= Elwood L. Perry =

Inventor of the spoonplug fishing lure and author

Elwood "Buck" Lake Perry (15 July 1915 in Hickory, North Carolina – 12 August 2005 in Taylorsville, North Carolina) was the inventor of the form of fishing lure known as the spoonplug, along with being an author.

Perry earning a bachelor's degree in physics and mathematics from Lenoir-Rhyne College and then taught and coached at Hickory High School. In World War II he was a lieutenant-colonel in the United States Army Transportation Corps in the European theatre. After the war he returned to Hickory, N.C. to work in the family business with his father and brother. In 1946 he invented the spoonplug and soon went into business selling the fishing lures manufactured by him and his first wife Marjorie. Business was slow until 1957 when he had a major success in sales promotion.

It was an airplane pilot named Don Nichols who first convinced Perry to promote his Spoonplugs in Chicago. Perry and outdoor writer Tom McNally fished Lake Marie, which was reportedly fished out, and put a hurt on the fish. Word spread quickly and he began promotions throughout the upper Midwest.

Perry published in 1965 a 31-page guide Spoonplugging: for fresh water bass and all game fish and in 1973 a 275-page book Spoonplugging: your guide to lunker catches. He also published a nine-volume Home Study Series in 1981. His bi-monthly newsletter, Buck Perry's The National Spoonplugger, is still published. The fishing lures and the book Spoonplugging are still sold by the privately held Buck Perry Company in Hickory, N.C.

Mr. Perry was known to three generations of fishermen as Buck, with his name forever linked to the lure he patented in 1946, the Spoonplug. He sold millions of the lures, which meld two pieces of traditional tackle, the spoon and the plug. ... Mr. Perry's fishing system was called Spoonplugging, but Spoonplugs were not really the most important part of it.

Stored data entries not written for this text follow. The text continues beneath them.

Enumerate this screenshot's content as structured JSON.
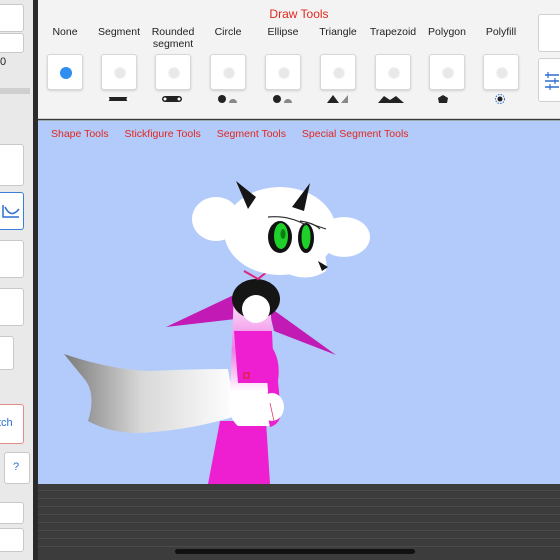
{
  "left_panel": {
    "value_text": "0",
    "match_button": "tch",
    "help_button": "?"
  },
  "toolbar": {
    "title": "Draw Tools",
    "selected_tool": "None",
    "tools": [
      {
        "label": "None",
        "icon": "dot-icon"
      },
      {
        "label": "Segment",
        "icon": "segment-icon"
      },
      {
        "label": "Rounded segment",
        "icon": "rounded-segment-icon"
      },
      {
        "label": "Circle",
        "icon": "circle-icon"
      },
      {
        "label": "Ellipse",
        "icon": "ellipse-icon"
      },
      {
        "label": "Triangle",
        "icon": "triangle-icon"
      },
      {
        "label": "Trapezoid",
        "icon": "trapezoid-icon"
      },
      {
        "label": "Polygon",
        "icon": "polygon-icon"
      },
      {
        "label": "Polyfill",
        "icon": "polyfill-icon"
      }
    ]
  },
  "canvas": {
    "tabs": [
      "Shape Tools",
      "Stickfigure Tools",
      "Segment Tools",
      "Special Segment Tools"
    ],
    "background": "#b2cbfb",
    "accent_magenta": "#ee1fd0",
    "eye_green": "#1fcf2a"
  },
  "colors": {
    "accent_red": "#e2271c",
    "selected_blue": "#2f8ef0"
  }
}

His concern was the essence of fishing: the migration of fish, underwater topography, weather, water conditions and much more; "structure fishing," he called it.

Perry was married to his first wife, Marjorie Bud Setzer Perry, for 39 years; she died in 1978. He was married to his second wife, Geraldine Jeri Stowe Perry, until his death.

He is credited as being the father of structure fishing and was later inducted into the National Freshwater Fishing Hall of Fame.